Tenía 17 años cuando una mañana, en uno de los intensos entrenamientos diarios, sufrí un fuerte pinchazo y dolor en la zona lumbar que me impedía correr y hacer los apoyos para el golpeo de la pelota. Esto me apartó de las pistas de tenis durante un tiempo para someterme a tratamientos médicos. Después de un año volví a los entrenamientos pero ya nunca sentí mi espalda como antes de sufrir la lesión. Desafortunadamente no conseguir buenos resultados con aquellos tratamientos. Al forzar en partidos de competición, las molestias volvían a aparecer. Fue entonces cuando vi desvanecerse ese sueño que un día se había creado en mi mente.
Tomar la decisión de dejar completamente la competición fue difícil pero necesaria. Entonces vi la enseñanza del tenis como una opción adecuada para seguir desarrollando mi futuro en el mundo del tenis.
Después de varios años de dedicación a esta actividad, empecé a padecer otros problemas físicos, pero esta vez en el cuello y en el hombro. La aparición de estos nuevos retos físicos sin haber superado aún el primero, despertó en mi numerosas preguntas y dio inició a una profunda reflexión personal.

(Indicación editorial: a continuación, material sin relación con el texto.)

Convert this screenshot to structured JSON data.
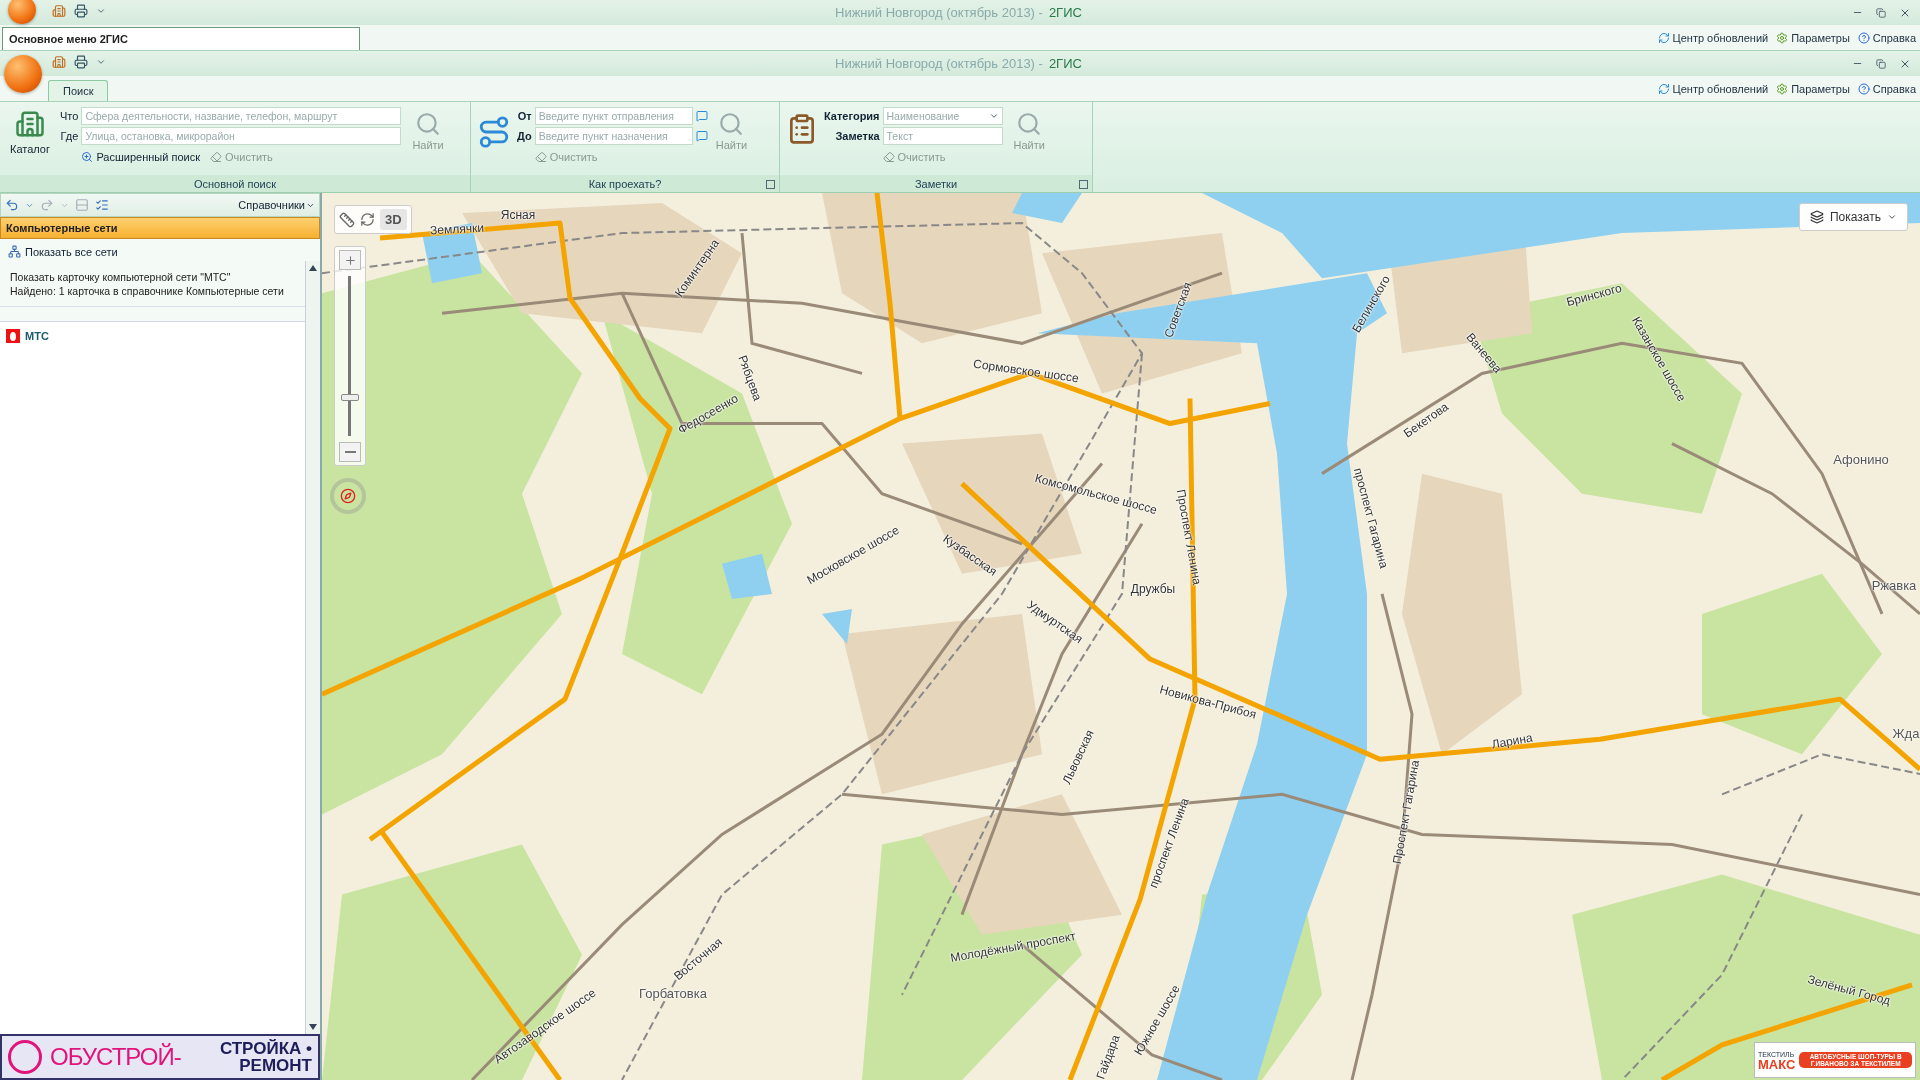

No recuerdo exactamente cómo sucedió, pero sí recuerdo haber oído hablar de la fisioterapia. Cuando descubrí en qué consistía esta profesión, despertó en mí un profundo interés. Sentí el propósito de formarme, aprender y dedicarme a este campo para poder ayudar a otras personas que pudieran estar sufriendo, o haber sufrido, lo mismo que yo viví. Finalmente, todas esta experiencias vividas me llevaron a tomar la feliz decisión de dirigir mi camino profesional hacia las ciencias de la salud.